Whilst the general process that gave rise to sedimentary rocks was the same over the whole of the Pennines, conditions would vary from place to place giving rise to local variations in the type and sequence of rocks. Peculiar conditions in what was to become Rossendale gave rise to deep beds of hard sandstones, known geologically as Haslingden Flag. This stone has a hardness and silica content equivalent to granite and was the principal reason for the growth of quarrying in Rossendale. Haslingden Flag is of particular interest to geologists. Detailed geological mapping shows the shapes of the Millstone Grit deltas. The two most common types are found throughout the Pennines, but a third type is recognised only in the Haslingden Flags in Rossendale. This is an elongate delta: the nearest modern equivalent is the Mississippi / Everglades ‘Birds Foot’ type delta.
Why is this area special?
Now, I want you to look at each of the paving slabs, some of them are smooth, some are not, one has ripple marks Not like raspberry ripple ice cream, but like you find on a beach. When you have found this paving slab (it is a bit cracked), you are standing near or on an ancient marine bedform. Wow, marks from the Carboniferous area 
.
Ripple Marks
Ripple marks are sedimentary structures, and indicate agitation by water (current or waves) or wind. This being geology there are different types of ripples.
Straight ripples generate cross-laminae that all dip in the same direction, and lay in the same plane. These forms of ripples are constructed by unidirectional flow of the current.
Sinuous ripples generate cross-laminae that are curvy. They show a pattern of curving up and down as shown in picture. Sinuous ripples produce trough cross lamination. All laminae formed under this type of ripple dip at an angle to the flow as well as downstream. These are also formed by unidirectional flow of current.
Catenary ripples generate cross-laminae that are curvy but have a unidirectional swoop. They show a pattern similar to what a repeated "W" would look like. Like the sinuous ripples, this form of ripple is created by unidirectional flow with the dip at an angle to the flow as well as downstream.
Linguoid ripples have lee slope surfaces that are curved generating a laminae similar to caternary and sinuous ripples. Linguoid ripples generate an angle to the flow as well as downstream. Linguoid ripples have a random shape rather than a "W" shape, as described in the catenary description.

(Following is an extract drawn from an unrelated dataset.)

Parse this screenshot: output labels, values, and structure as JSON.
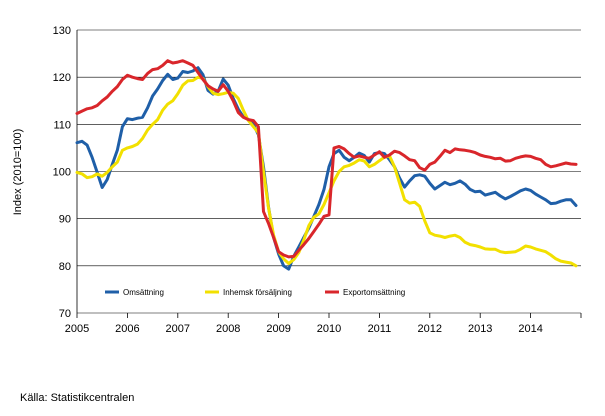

This being an earthcache, in order to log it, I ask that you answer some questions. Please send them to me, and do not include them in your log. You can send them to me by using the message facility or email, both of which can be found by looking at my profile.
1. Generally what colour is the Haslingden flag?
2. Find the ripple marked stone, what type are the ripples?
3. Look around the area of the earthcache, can you see any other type of ripple formation, if so what type?
4. Why was Haslingden flag used here?